This is where he begins to see his father’s point of view, and understands that seizing the world is the only way to be the boss of your own life. “Only by fierce will and determination” can he refuse to be subject to these arbitrary tragedies. He even asks God in one instance, why he must be good, when God so obviously isn’t.
SPOILER ALERT, SKIP PARAGRAPH
But then the unthinkable happens – his father loses his job. The family lived perhaps better than most, without actually being rich. But they can no longer afford the house they live in, and they move away. This sends a shockwave through Jack, who molded himself after his father as a form of protection against the cruel world. It seemed that if he could be cruel he could be untouchable–but now but his father, giant among men, has been felled in one blow.
These recollection of Jack’s childhood are bookended by a journey through the birth and death of the universe, as Terrence Malick imagines it, images of stark beauty (almost none of which were done with CGI). As planets form out of gas, and life begins, there is a much talked about sequence with dinosaurs. But this quickly moves on, and heads towards Jack’s birth,and infancy. We actually watch Jack age up until this particular summer begins, and it is quite astonishing watching him grow.
As far as the performances go, the children play great believable children, but they were all nonprofessionals, chosen to act as themselves. Brad Pitt and Jessica Chastain (the mother) really shine though. It would have been far too easy to depict the father as a cruel tyrant, but Pitt humanizes him, revealing his cruelty to be an aspect of his own weaknesses, or of his attempt to be a better father. He truly wants the best for his son, and loves him just as much as his wife, but that can be forgotten behind the mask of brutality. Chastain, still a fresh face, is fantastic. Her radiance and sincere stoicism really bring home the essence of her character. She has few lines, but through her silence she says so much.
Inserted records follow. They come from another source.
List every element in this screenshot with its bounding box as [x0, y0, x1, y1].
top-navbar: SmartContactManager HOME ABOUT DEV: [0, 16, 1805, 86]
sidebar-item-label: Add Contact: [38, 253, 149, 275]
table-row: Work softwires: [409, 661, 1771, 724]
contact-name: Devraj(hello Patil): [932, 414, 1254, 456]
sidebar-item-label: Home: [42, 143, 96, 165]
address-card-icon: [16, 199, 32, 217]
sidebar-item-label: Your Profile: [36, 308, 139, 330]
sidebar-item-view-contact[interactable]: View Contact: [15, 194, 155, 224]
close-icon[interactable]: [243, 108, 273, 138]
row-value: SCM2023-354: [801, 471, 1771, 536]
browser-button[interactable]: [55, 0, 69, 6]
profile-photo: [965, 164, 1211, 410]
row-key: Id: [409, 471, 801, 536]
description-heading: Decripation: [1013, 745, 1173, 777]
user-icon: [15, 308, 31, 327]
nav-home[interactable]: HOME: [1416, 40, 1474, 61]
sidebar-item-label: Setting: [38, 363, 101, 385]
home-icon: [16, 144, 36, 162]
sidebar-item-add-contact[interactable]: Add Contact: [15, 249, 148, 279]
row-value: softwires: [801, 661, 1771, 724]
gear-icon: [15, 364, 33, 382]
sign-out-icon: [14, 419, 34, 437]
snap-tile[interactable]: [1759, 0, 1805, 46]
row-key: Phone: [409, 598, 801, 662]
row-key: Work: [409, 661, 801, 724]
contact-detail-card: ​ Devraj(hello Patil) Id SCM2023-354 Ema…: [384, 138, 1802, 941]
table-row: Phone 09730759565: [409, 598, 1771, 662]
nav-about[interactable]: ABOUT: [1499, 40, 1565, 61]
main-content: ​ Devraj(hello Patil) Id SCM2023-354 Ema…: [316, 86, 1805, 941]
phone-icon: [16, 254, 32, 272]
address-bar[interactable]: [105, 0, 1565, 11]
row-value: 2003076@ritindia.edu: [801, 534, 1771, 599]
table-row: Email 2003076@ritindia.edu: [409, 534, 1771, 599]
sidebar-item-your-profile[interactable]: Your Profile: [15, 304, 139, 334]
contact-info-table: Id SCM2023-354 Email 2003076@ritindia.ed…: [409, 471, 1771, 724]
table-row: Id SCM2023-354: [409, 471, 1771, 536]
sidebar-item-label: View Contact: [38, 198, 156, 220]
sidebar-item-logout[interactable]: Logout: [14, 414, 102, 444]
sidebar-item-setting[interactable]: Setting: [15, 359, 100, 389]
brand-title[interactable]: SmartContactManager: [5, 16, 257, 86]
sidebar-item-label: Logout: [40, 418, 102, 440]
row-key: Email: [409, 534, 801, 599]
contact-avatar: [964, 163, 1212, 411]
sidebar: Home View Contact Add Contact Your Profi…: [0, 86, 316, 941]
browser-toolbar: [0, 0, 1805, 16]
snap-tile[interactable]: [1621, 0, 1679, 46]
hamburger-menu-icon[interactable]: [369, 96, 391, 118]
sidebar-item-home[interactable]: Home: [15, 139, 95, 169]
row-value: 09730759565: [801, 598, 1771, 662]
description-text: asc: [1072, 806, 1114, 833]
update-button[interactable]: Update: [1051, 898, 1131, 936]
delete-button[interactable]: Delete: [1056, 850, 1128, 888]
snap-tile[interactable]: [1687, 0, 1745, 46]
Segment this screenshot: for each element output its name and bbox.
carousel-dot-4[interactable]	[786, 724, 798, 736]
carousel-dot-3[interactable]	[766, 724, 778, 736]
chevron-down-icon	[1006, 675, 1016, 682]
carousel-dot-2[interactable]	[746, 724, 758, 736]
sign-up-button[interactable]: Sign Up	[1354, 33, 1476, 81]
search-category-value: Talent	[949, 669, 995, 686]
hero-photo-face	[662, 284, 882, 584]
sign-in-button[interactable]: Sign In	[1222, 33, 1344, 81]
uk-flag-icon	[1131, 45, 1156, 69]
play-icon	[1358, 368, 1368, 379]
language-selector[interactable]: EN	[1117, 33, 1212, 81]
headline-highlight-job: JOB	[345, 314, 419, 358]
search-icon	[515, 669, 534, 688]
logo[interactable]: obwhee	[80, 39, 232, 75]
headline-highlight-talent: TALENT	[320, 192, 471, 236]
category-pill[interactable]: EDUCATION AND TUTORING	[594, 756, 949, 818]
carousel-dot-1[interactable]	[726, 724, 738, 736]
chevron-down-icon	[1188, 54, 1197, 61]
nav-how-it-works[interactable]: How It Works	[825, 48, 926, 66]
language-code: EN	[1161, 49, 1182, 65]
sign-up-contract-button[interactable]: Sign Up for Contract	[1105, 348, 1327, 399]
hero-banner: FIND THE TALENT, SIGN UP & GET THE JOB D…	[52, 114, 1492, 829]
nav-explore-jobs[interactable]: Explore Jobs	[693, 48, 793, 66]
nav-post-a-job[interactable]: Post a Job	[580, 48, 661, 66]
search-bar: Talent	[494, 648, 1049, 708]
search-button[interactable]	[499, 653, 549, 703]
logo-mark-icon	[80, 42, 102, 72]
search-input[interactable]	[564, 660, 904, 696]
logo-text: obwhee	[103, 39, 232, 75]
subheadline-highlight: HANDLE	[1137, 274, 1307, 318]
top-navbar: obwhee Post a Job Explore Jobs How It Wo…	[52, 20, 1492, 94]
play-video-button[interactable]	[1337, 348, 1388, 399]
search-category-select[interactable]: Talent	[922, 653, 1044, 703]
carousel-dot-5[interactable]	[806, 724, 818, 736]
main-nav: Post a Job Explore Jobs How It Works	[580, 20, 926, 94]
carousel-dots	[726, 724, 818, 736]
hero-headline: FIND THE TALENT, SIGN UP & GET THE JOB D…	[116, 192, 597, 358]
Many people have compared this film to Kubrick’s 2001, and that comparison is warranted. But it seems to me more like the work of Russian filmmaker Andrei Tarkovsky (Solaris, Andrei Rublev, The Mirror, Stalker). Both Tarkovsky and Malick are dealing with our experience of time through elliptical editing, and relationship with natural, through visual cinematography. But perhaps even more than that, Malick (like Tarkovsky and Kubrick, both) is honing in on the grandest of issues, like our relationship with the universe, how the minuteness of our lives plays out cosmically. He is dealing with the question of why there is something, when there could just as easily have been nothing.
But these are the questions that have no real answers, at least none that really satisfy, only new and more profound ways of asking them. Where Malick succeeds in satisfying us is in giving us a story that is universal. It is the story of every person that has ever loved or suffered, which is to say that it is all of our stories. The particulars (e.g. names, places, times) are hidden behind clouds of DDT or behemoths of glass and steel for a reason. This city is every city. This childhood is every childhood. This life is every life.